Elliot Lake mall search halted by threat of collapse

Cranes work over the Algo Centre Mall in Elliot Lake to lift debris as rescue workers comb through the rubble in an effort to find people who might be trapped.

Rescue crews working at a severely damaged Elliot Lake, Ont., mall have been forced to call off their search for a possible survivor because of mounting safety concerns, including the threat of another collapse.

A portion of the roof at the Algo Centre Mall collapsed Saturday afternoon. When the roof gave way, metal and concrete debris crashed through two floors of the shopping centre.

Emergency teams were dispatched to the area and have been searching for a route through the rubble, but that is now being halted.

Bill Neadles, with the Heavy Urban Search and Rescue Team, said engineers told him the Algo Centre Mall is under strain and too unstable for rescuers to enter safely. Neadles said crews were facing increasingly precarious conditions as they combed the debris for signs of life.

An unstable escalator that forced crews to remove their cranes from the site earlier in the day continued to separate from its supporting beams as the day progressed, he said.

"Realistically, the engineer's telling me he doesn't understand why it hasn't collapsed already," Neadles said. "The building is … totally unsafe."

When asked how many people they believe are inside the rubble-filled portion of the mall, police said they cannot account for two people.

Police confirmed earlier in the day one person was dead.

Signs of life were detected from another person who was trapped, but it's unknown if that person is still alive, CBC reporter Lorenda Redekopp said Monday after the news conference.

"Our team is certainly not happy," said Neadles. "I'm not happy, nobody's happy that we have to stop work. But that's unfortunately the way we've had to end this situation."

Neadles said local officials will resume control of the site, which is under investigation by the Ontario Ministry of Labour.

Ministry officials will issue an order for at least part of the mall to be demolished, he added.

Local residents who gathered for the news conference wept, while some said a mine rescue team should be dispatched to the scene. Mayor Rick Hamilton said he had to depend on the expertise of the urban search and rescue team, CBC's Cheryl Krawchuk reported.

According to the Elliot Lake Standard, a group of about 50 people later gathered outside city hall to urge officials to resume the search.
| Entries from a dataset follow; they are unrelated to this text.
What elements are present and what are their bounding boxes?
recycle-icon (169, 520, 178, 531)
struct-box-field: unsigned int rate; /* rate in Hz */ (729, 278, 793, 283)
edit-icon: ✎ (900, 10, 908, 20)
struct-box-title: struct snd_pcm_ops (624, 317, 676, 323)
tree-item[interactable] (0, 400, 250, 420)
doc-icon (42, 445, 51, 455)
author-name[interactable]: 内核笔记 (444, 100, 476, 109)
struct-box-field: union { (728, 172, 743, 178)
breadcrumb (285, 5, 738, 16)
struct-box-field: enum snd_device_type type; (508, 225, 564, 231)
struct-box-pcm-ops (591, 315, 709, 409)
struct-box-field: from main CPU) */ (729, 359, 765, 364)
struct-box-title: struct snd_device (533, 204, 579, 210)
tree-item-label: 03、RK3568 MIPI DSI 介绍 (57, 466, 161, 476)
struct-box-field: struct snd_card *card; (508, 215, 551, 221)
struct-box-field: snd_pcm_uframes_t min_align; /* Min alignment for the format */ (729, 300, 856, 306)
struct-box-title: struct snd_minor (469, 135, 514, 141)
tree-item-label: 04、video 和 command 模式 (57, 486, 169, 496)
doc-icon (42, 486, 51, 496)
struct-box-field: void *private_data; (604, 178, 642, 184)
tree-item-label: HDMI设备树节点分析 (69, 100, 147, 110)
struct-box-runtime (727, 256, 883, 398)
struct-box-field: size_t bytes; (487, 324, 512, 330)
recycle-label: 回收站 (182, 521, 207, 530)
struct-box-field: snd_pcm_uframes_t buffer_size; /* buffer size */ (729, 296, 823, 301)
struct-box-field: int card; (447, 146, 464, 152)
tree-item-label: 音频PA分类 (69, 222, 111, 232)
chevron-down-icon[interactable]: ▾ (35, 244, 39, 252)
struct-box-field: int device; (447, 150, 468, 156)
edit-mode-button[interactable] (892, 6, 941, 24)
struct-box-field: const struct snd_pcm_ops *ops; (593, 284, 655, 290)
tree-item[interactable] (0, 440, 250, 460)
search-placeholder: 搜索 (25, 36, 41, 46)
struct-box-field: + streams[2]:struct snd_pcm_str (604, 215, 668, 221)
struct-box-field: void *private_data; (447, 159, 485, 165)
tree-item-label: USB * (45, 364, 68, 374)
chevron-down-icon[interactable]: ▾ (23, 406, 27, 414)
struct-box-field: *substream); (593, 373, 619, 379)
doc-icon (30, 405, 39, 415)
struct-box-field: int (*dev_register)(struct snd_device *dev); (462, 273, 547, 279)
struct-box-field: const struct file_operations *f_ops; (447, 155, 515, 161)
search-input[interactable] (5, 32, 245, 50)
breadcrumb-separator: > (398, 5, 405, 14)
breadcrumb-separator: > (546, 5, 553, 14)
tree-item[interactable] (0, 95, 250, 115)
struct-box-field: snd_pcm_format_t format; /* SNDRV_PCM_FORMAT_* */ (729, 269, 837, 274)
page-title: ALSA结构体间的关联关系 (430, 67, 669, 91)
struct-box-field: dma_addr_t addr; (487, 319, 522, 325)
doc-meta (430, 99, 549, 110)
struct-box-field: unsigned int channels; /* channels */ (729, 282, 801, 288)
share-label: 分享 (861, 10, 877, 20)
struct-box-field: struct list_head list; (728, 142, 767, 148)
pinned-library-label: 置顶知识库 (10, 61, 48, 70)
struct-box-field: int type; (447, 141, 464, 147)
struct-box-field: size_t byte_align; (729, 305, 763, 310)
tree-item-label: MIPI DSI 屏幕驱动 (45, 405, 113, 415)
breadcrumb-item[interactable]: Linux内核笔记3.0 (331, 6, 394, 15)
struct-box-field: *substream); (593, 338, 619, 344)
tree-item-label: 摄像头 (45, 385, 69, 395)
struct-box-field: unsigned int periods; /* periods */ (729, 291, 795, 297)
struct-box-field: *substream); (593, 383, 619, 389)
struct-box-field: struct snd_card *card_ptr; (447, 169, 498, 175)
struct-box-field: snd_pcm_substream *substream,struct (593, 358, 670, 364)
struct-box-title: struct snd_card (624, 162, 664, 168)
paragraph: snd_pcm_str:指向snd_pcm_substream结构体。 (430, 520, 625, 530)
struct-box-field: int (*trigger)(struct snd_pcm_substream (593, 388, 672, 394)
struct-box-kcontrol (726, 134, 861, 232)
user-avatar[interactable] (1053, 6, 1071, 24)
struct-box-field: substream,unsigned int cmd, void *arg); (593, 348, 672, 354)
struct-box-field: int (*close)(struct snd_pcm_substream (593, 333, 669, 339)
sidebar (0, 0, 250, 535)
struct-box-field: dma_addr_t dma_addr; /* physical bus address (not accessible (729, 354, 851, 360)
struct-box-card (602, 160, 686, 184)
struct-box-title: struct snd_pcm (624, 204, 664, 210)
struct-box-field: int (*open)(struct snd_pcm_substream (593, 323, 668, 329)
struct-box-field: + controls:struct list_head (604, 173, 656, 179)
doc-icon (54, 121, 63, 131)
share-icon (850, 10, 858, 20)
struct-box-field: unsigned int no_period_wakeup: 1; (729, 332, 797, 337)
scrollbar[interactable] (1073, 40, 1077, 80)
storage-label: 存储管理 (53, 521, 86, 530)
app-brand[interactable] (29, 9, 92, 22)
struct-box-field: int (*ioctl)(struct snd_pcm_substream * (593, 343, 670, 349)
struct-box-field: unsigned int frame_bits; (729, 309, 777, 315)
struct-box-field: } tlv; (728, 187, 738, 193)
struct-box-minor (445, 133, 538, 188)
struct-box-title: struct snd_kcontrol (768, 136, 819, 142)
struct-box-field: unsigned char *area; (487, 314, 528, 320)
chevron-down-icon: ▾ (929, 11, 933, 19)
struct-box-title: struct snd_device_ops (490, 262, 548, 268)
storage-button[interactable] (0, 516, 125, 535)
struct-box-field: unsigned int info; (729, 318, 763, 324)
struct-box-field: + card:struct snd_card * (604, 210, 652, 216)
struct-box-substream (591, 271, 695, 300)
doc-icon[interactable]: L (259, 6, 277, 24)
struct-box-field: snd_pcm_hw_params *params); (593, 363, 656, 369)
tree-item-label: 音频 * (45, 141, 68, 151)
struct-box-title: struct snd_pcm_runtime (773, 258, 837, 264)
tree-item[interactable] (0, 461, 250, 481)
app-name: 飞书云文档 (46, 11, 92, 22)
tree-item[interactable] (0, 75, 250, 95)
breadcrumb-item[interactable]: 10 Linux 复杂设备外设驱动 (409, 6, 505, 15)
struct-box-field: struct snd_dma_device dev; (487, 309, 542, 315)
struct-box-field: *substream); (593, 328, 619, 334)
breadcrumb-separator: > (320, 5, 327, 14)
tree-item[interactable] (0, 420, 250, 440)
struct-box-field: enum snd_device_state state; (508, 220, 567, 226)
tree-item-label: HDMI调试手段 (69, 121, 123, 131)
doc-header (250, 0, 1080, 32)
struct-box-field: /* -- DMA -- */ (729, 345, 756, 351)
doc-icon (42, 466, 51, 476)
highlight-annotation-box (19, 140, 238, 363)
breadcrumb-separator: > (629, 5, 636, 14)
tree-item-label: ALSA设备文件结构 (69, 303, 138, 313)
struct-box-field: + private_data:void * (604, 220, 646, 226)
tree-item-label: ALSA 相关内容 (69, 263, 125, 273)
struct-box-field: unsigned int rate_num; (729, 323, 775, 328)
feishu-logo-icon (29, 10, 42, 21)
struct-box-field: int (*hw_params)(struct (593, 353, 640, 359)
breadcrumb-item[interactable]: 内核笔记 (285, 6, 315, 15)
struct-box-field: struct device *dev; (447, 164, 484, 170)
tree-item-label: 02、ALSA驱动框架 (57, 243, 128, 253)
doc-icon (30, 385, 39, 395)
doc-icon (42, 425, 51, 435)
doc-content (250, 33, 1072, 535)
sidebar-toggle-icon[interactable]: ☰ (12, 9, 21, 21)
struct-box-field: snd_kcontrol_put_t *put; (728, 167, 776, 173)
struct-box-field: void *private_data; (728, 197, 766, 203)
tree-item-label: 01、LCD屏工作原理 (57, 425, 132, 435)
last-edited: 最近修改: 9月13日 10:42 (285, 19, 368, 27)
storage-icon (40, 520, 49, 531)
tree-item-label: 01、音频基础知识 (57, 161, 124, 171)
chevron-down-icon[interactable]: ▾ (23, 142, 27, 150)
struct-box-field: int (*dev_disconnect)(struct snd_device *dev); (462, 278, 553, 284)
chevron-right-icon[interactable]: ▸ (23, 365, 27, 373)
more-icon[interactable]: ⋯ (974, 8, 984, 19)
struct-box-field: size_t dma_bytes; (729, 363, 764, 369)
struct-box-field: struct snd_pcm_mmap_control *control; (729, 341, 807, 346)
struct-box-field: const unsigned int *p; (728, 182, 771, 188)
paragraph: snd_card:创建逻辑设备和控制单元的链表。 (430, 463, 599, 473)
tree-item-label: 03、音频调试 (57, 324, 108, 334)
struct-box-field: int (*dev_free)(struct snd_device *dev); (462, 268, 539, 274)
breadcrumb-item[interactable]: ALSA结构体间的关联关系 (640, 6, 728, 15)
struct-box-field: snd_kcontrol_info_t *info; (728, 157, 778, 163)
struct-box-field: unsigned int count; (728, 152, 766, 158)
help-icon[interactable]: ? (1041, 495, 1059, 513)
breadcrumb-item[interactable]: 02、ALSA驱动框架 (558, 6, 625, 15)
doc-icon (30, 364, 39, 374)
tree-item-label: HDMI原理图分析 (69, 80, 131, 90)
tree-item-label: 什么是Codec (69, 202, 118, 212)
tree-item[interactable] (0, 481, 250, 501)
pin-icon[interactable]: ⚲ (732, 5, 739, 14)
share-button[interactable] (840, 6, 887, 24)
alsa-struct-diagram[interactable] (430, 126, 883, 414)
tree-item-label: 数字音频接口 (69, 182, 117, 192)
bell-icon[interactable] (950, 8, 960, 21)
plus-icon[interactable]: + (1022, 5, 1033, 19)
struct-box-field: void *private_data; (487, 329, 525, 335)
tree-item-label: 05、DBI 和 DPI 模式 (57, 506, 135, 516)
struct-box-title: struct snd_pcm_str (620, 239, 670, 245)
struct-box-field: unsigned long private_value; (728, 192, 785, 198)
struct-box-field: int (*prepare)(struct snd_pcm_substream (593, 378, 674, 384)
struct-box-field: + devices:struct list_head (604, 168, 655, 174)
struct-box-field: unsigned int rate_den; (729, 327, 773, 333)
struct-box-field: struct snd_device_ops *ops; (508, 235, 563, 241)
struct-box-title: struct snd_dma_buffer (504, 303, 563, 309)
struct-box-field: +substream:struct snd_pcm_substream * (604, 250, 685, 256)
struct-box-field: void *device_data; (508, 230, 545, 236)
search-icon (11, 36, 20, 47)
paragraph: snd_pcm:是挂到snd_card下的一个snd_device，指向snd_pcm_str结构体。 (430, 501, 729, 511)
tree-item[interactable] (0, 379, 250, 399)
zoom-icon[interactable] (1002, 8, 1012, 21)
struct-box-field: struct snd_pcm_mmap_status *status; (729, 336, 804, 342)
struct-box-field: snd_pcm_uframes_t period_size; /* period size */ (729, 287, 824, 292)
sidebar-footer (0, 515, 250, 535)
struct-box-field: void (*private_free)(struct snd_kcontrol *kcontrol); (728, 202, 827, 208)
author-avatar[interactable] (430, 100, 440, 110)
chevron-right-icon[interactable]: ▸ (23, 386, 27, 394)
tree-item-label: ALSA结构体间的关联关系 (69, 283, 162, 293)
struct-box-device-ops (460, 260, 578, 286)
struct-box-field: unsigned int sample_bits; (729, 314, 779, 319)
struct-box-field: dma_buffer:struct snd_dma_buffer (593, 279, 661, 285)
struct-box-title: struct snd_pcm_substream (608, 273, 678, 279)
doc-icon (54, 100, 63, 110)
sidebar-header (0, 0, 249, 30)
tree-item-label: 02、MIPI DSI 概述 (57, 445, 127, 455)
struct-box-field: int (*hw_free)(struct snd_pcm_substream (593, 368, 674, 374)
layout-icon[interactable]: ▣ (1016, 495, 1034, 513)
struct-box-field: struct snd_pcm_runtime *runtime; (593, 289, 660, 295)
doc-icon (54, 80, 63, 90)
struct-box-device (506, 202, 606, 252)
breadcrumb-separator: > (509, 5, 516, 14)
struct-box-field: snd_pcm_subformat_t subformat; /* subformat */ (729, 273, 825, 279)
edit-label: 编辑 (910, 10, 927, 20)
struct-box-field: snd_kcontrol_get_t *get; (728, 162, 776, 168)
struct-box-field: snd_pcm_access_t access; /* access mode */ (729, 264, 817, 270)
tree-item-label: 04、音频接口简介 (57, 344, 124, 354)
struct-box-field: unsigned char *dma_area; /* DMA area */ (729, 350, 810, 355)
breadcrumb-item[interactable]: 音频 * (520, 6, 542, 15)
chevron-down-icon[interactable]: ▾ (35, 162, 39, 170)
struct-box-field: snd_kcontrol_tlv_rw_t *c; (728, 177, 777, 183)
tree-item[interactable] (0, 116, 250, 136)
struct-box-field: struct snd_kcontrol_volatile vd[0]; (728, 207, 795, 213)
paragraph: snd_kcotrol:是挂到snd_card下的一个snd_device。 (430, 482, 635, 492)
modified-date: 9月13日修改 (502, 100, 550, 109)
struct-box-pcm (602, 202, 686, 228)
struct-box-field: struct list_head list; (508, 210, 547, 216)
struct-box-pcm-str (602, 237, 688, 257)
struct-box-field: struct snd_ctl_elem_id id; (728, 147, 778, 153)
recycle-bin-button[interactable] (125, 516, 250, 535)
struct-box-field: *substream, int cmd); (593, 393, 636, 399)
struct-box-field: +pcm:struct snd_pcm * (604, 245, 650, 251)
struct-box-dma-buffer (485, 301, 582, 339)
The local newspaper said the crowd was chanting, "Rescue missions never end, save our family and friends."

Members of the public were volunteering to go into the damaged building, CBC's Natalie Kalata said.

The number of people missing or unaccounted for has fluctuated greatly since the collapse, with some names being taken off the list and others added, police Insp. Percy Jollymore noted earlier. At some points, police said as many as 30 people were unaccounted for.

"Overnight [from Sunday] it's grown again, with people calling in, worried about people they haven't been in touch with … I caution it goes up and down," said Jollymore Monday.

In a Monday morning interview with CBC News Network, the mayor would not talk about the building's structural safety and insisted the focus was only on the rescue effort: "there certainly may be time in the future to deal with that."

In the aftermath of the collapse, many residents have said the mall has had a history of problems dating back to 2005 with roof leaks, flooding and falling tiles.

CBC Community member Nikki Lafleur posted this comment: "Pieces of the roof have been falling on shoppers for a long time. The people of Elliot Lake have been saying something like this would happen and they keep putting a Band-Aid on it," she said.

Asked about his own visits to the mall and whether he noticed any possible problems with the mall's roof, Hamilton said that while he and his family shopped there, he's "just dealing with the matter now at hand which is the actual rescue."

Crews, including a 40-member search and rescue team from Toronto, have been working around the clock to secure the collapsed building so rescue efforts could start at the mall, located 150 kilometres west of Sudbury.

The collapse happened around 2:20 p.m. ET Saturday. There are reports two cars went through the roof. Twisted debris could be seen near a set of escalators, food court tables and lottery kiosks.

Yves Berube, who runs a jewelry story in the mall, said he had just stepped out to have a cigarette when the floor collapsed, taking off the front part of his shop.

"I didn’t even get a chance to light it [and] then all of a sudden, boom, everything caved in behind me," he told CBC News.

"So I went running back in to see, and that’s when I saw this monstrous hole.… There was one lady, when I went back in, she was still sitting in her chair. There were pieces of concrete and steel girders all around her.

"I was looking up and seeing the sky where there should have been a roof.”

Rhonda Bear, the Algo Centre Mall manager, told CBC News repair and maintenance work has been done on sections of the building's roof over the last year but not in the area that collapsed.

She also said the shopping centre's owner, Toronto-based Eastwood Mall, completed an engineering and structural study of the building last month but it turned up nothing.

However, many local residents insist the building was in need of repairs, and a local newspaper, the Standard, has previously reported that the mall's owners embarked on a massive overhaul of its roof several years ago due to leaks.